Mathiyalagan and coworkers worked on ginsenoside CK and PPD (poor solubility) to improve the delivery by the hydrophilic-ginsenoside conjugates [107]. The conjugate was developed- ginsenoside C-3 position of the OH group was covalently linked to the amine group of hydrophilic glycol chitosan via linkage by carbodiimide coupling reactions. The study showed a rapid release of ginsenoside in acidic conditions (pH 5.0) like the tumor environment than at pH 7.4, in in vitro studies. In HT29 cancer cells, polymer ginsenoside conjugates demonstrated increased cytotoxicity and promoted cell viability than ginsenoside CK alone and hindered LPS-induced production of nitric oxide

Lines 380–385: What translational hurdles currently limit the clinical application of ginsenoside-based nanotherapeutics, and what future research directions could address these gaps?

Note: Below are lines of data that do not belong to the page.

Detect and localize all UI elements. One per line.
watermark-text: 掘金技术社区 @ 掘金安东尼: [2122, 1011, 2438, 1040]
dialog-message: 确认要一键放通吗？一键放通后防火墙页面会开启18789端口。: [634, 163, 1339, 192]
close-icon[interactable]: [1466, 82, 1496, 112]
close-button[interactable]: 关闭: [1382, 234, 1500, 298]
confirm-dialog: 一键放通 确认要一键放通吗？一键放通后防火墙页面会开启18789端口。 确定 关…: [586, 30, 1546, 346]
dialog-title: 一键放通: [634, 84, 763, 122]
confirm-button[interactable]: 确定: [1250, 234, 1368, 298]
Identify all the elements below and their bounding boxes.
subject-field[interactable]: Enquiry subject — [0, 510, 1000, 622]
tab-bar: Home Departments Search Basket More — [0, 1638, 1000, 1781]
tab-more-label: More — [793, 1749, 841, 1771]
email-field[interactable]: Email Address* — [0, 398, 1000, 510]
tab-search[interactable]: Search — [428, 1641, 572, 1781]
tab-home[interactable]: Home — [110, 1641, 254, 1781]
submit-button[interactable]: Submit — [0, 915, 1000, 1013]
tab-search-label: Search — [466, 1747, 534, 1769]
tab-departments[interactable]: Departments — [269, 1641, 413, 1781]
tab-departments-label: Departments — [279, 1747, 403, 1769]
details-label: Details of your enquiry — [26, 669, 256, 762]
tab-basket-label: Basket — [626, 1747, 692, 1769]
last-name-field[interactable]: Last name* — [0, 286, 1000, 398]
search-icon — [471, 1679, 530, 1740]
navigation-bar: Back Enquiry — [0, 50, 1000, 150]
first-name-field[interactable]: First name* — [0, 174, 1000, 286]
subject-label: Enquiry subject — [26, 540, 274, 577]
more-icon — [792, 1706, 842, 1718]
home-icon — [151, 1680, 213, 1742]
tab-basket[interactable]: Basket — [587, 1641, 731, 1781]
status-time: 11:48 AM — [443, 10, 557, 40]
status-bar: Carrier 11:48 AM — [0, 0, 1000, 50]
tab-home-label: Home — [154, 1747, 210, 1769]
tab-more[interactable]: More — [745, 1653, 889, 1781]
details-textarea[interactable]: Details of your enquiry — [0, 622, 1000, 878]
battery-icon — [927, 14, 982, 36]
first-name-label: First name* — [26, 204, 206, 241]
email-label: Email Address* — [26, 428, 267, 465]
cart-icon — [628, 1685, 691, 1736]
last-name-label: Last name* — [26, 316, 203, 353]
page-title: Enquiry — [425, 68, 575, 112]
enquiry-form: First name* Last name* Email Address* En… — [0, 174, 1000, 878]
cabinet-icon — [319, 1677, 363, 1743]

Reply: Nanobiotechnology has witnessed considerable progress in healthcare with the development of advanced therapeutics for human disease treatment. However, currently, some translational hurdles hamper the progress of nanotherapeutics in clinical applications in terms of regulatory guidelines. For the clinical translation of nanotherapeutics, some criteria are to be taken into account in terms of early-stage product development, including quality features of the drug under consideration for safety and bioactivities, analytical methods used for product characterization, parameters of the process, and sufficient pre-clinical models for validation. Some other concerns include batch-to-batch consistency and scaling up the process needs to be monitored will facilitate a manufacturing process that is reproducible and in line with the regulatory guidelines.